HyMNet: a Multimodal Deep Learning System for Hypertension Classification using Fundus Photographs and Cardiometabolic Risk Factors

Mohammed Baharoon,Hessa Almatar,Reema Alduhayan,Tariq Aldebasi,Badr Alahmadi,Yahya Bokhari,Mohammed Alawad,Ahmed Almazroa,Abdulrhman Aljouie
2024-03-24
Abstract:In recent years, deep learning has shown promise in predicting hypertension (HTN) from fundus images. However, most prior research has primarily focused on analyzing a single type of data, which may not capture the full complexity of HTN risk. To address this limitation, this study introduces a multimodal deep learning (MMDL) system, dubbed HyMNet, which combines fundus images and cardiometabolic risk factors, specifically age and gender, to improve hypertension detection capabilities. Our MMDL system uses RETFound, a foundation model pre-trained on 1.6 million retinal images, for the fundus path and a fully connected neural network for the age and gender path. The two paths are jointly trained by concatenating the feature vectors from each path that are then fed into a fusion network. The system was trained on 5,016 retinal images from 1,243 individuals collected from the Saudi Ministry of National Guard Health Affairs. The results show that the multimodal model that integrates fundus images along with age and gender outperforms the unimodal system trained solely on fundus photographs, with an F1 score of 0.771 [0.747, 0.796], and 0.745 [0.719, 0.772] for hypertension detection, respectively. Additionally, we studied the effect underlying diabetes mellitus has on the model's predictive ability, concluding that diabetes is used as a confounding variable for distinguishing hypertensive cases. Our code and model weights are publicly available at <a class="link-external link-https" href="https://github.com/MohammedSB/HyMNet" rel="external noopener nofollow">this https URL</a>.
Image and Video Processing,Computer Vision and Pattern Recognition,Machine Learning
What problem does this paper attempt to address?
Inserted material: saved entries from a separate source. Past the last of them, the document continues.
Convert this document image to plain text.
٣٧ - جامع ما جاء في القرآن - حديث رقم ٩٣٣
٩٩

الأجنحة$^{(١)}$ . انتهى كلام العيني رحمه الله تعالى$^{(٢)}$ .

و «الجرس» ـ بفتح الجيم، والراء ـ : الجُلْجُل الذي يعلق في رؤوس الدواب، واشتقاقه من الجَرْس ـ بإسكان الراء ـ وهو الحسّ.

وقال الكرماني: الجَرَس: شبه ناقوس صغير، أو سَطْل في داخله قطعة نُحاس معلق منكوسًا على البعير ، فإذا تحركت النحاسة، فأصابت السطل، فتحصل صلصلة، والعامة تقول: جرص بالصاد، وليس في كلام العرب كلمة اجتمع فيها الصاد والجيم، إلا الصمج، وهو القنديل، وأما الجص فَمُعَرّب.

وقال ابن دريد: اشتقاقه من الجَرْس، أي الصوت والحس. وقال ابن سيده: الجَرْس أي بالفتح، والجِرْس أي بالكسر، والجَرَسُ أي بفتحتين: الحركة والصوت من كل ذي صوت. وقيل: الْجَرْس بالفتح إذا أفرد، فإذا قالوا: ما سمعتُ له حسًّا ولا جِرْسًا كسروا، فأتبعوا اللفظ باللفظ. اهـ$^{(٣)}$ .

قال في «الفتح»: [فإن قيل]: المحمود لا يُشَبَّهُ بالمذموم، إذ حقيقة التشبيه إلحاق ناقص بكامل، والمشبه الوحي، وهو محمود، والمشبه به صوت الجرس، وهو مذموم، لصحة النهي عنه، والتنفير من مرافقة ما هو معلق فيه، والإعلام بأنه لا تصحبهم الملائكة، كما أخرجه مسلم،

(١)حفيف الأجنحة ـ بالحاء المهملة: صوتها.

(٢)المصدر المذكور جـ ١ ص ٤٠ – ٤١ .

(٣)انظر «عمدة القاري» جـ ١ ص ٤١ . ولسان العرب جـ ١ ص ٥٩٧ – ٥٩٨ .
The paper aims to address the issue of early detection and identification of hypertension (HTN), particularly by enhancing detection capabilities using fundus photographs and cardiovascular metabolic risk factors such as age and gender. The research team developed a multimodal deep learning system named HyMNet, which combines fundus image data with age and gender information to improve the diagnostic capability for hypertension. Specifically, the HyMNet system employs the following methods: 1. **Model Architecture**: The HyMNet system includes a fundus path (FundusPath) based on the pre-trained model RETFound for processing fundus images, and a demographic path (DemographicPath) consisting of a fully connected neural network for processing age and gender information. The feature vectors from these two paths are merged and input into a fusion network (FusionPath) for the final hypertension prediction. 2. **Dataset**: The study utilized 5,016 fundus photographs from the Saudi National Health System, covering data from 1,243 individuals. These images were divided into training, validation, and test sets. 3. **Comparative Experiments**: The paper also compared the performance of single-modal systems (using only fundus images or demographic features) with the multimodal system. The results showed that the HyMNet system, which includes both fundus images and demographic features, performed best across various evaluation metrics, particularly achieving an F1 score of 0.771 [0.747, 0.796], outperforming models using only fundus images (F1 score of 0.745 [0.719, 0.772]) or only demographic features (F1 score of 0.752 [0.727, 0.778]). 4. **Impact of Diabetes**: The study further analyzed the impact of diabetes as a potential confounding factor on hypertension prediction capability. The results indicated that the system's predictive performance significantly improved among diabetic patients, suggesting that diabetes might be an important confounding variable. In summary, the paper effectively enhances the early detection capability of hypertension based on fundus images and demographic features by introducing a novel multimodal deep learning framework. This approach provides strong support for hypertension screening and early intervention.